Watching Broderick Chow was a completely different experience. There were whispers going round the crowd about this transatlantic import before the show, and he lived up to his billing. He waltzed on stage with a confidence and fluency that was notably absent in the other acts. Where Gildea was stilted at times, Chow’s jokes were smooth and comfortable, guiding the audience from one laugh to another with a steady hand. He had the knack of bringing together the pub’s diverse audience in sharing his embarrassment at life in general. A particular highlight was a description of his disillusionment when, finding himself by chance waiting in the supermarket queue behind Joni Mitchell, he looked into her basket to discover a jumbo pack of toilet roll and some chewing-gum.
For all Chow’s consummate ability, though, I enjoyed myself most watching Gildea. There were two different approaches on show here: Chow was slick, American (sorry – Canadian), and above all safe; Gildea awkward, British, risky, and rather exciting. When he picked out a member of the audience and began to flirt disastrously with her, there was a genuine fear that he might go down like a lead balloon. But this was just another piece of his self-effacing comedy of embarrassment, and suddenly his failed advances were hilarious.

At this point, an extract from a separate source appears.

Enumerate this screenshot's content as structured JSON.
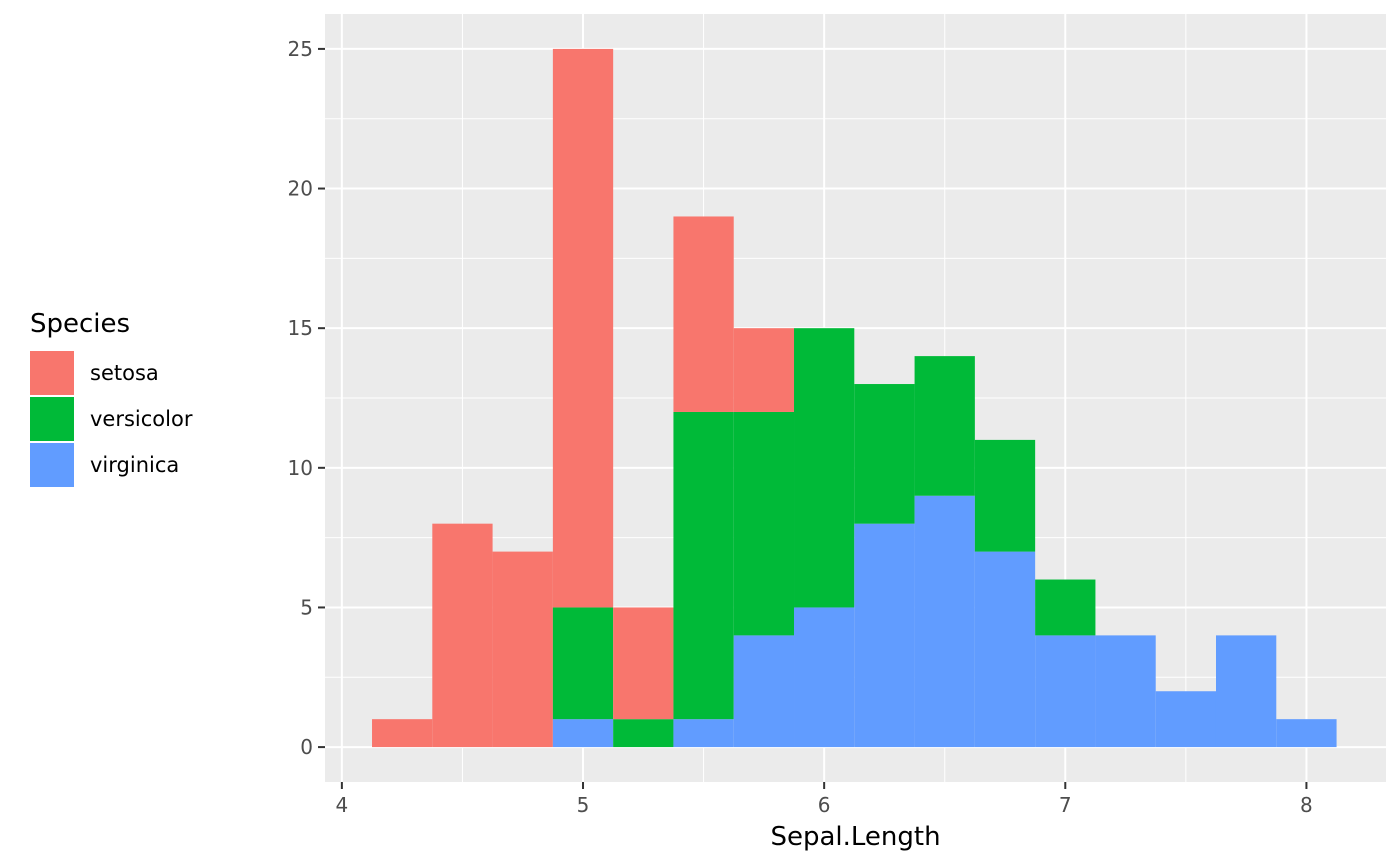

You mustn’t run away with the impression that everything was as funny as Maddy. Many of the acts felt unpolished, the material under-rehearsed or just downright bad. One particularly painful piece of ‘political’ comedy joked about Gordon being a bit more ‘brown’ after his holiday, David having his camera on, and – ahem – Boris’s Johnson. But there was some excellent stuff on show here, and there are many less enjoyable ways to spend a Tuesday evening in Oxford.